La oscura ficción del pasado

Aún con estas prerrogativas que subyacen durante su transcurso, El Movimiento está envasado en la pura ficción y se acerca bastante a la fábula, sobre todo en el sentido de querer dejar algo de su discurso –a través del discurso de su personaje principal, fundamentalmente– flotando después.

El Movimiento se llama aquello al que un autoiluminado ilustrado –al que Pablo Cedrón dota de una eficaz intensidad– busca dar forma y organizar mientras recorre un territorio que podría identificarse con la Pampa hasta donde eran posibles los asentamientos de los blancos, ya que más al sur reinaban los indígenas. Lo siguen dos aparceros –como se llaman los paisanos unos a otros durante todo el relato– con características similares pero menos dúctiles para la seducción.

Con alguna similitud estética de puesta y época con El desierto negro, encomiable ópera prima del también argentino Gaspar Scheuer, el film de Naishtat se sucede en mínimas secuencias, a veces casi de miniatura, con un solo plano que se sesga en negro en fracción de segundos, y que no parecen atender ninguna lógica correlativa en su devenir; muchas de estas escenas podrían estar antes o después de la ubicación que tienen en el relato, no develan demasiado y gozan de absoluta libertad expresiva.
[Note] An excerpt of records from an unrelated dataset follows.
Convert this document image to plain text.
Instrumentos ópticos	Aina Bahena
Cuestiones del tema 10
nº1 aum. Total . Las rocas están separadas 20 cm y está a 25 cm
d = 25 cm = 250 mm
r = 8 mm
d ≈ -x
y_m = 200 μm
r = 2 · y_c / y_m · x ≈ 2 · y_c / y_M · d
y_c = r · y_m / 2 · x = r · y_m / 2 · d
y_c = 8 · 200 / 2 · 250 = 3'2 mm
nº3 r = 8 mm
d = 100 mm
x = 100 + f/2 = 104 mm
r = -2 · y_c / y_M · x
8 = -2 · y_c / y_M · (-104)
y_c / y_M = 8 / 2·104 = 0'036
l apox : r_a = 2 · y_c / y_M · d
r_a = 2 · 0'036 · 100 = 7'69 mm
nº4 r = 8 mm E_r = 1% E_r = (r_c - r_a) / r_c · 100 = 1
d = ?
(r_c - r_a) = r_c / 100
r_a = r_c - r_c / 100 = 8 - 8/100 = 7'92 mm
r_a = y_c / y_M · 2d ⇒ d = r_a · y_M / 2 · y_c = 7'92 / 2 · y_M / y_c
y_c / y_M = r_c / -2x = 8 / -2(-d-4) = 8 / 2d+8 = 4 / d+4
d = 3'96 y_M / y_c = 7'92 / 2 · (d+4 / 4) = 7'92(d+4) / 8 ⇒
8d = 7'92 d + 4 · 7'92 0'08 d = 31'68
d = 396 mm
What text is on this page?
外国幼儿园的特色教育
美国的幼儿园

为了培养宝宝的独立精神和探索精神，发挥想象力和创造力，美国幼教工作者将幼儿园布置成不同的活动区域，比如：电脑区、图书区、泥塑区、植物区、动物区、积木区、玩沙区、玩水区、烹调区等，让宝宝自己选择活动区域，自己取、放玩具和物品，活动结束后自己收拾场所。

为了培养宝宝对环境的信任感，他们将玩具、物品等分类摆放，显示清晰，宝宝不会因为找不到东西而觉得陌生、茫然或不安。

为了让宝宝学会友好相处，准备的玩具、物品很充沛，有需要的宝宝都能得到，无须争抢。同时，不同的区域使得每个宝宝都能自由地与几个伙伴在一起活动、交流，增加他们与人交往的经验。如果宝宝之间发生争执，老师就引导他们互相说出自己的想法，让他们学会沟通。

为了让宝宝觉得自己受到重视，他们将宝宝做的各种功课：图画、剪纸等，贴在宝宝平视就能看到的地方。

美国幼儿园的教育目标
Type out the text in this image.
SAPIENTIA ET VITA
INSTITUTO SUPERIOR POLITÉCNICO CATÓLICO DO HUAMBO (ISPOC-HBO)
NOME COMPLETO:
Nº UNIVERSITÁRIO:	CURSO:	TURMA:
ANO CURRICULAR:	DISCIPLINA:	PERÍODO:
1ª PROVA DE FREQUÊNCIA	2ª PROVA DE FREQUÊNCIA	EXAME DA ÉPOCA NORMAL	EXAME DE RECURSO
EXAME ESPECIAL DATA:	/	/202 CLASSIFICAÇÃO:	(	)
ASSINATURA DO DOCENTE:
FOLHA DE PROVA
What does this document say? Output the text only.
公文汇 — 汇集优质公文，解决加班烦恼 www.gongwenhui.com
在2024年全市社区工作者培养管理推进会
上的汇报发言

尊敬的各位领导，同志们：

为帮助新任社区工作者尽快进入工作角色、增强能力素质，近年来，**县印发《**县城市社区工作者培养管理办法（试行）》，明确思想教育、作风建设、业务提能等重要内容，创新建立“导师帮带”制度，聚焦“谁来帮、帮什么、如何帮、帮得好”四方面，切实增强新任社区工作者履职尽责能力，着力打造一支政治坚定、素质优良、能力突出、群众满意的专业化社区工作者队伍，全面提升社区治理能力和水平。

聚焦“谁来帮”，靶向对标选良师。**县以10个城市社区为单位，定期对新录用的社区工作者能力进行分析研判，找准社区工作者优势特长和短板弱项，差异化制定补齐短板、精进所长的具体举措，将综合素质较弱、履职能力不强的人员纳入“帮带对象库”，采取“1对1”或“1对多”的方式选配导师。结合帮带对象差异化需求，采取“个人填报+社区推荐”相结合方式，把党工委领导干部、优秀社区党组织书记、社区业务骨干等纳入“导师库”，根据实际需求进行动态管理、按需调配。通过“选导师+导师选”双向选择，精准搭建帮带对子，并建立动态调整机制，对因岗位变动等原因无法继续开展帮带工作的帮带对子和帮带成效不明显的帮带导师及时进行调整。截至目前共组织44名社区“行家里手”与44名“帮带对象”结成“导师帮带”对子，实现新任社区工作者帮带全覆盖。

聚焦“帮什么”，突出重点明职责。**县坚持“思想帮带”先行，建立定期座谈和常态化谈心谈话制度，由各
La única concurrencia efectiva, el hilo que las teje, es la alocución del líder búscando convencer a la gente que integre El Movimiento.

El trío de alucinados (tanto como alucinada resulta por momentos la misma película) que deambula intentando ser obedecido y asesinando si no lo consigue, se sustancia en una épica de violencia física pero no menos verbal, pasible de ser escuchada en las palabras de un predicador tanto como en las de un dictador militar, o de un “CEO” en la contemporaneidad del gobierno de las corporaciones, atravesadas por un mesianismo lacerante (o mentiroso, que es igual de fulminante), deudor en la mayoría de los casos de la abyección con otros poderes fácticos.

Sobre el final, un sesgo anacrónico –haciendo intervenir componentes actuales en el cuadro– delata la pura representación y evidencia la consideración de Naishtat acerca del tenor farsante de la política y su consiguiente efecto de sumisión popular. Sumisión que, a la luz de la historia argentina, un par de grandes movimientos políticos, aun con sus errores, contribuyeron a torcer definitivamente a través de la política como recurso para paliar el desequilibrio de clases.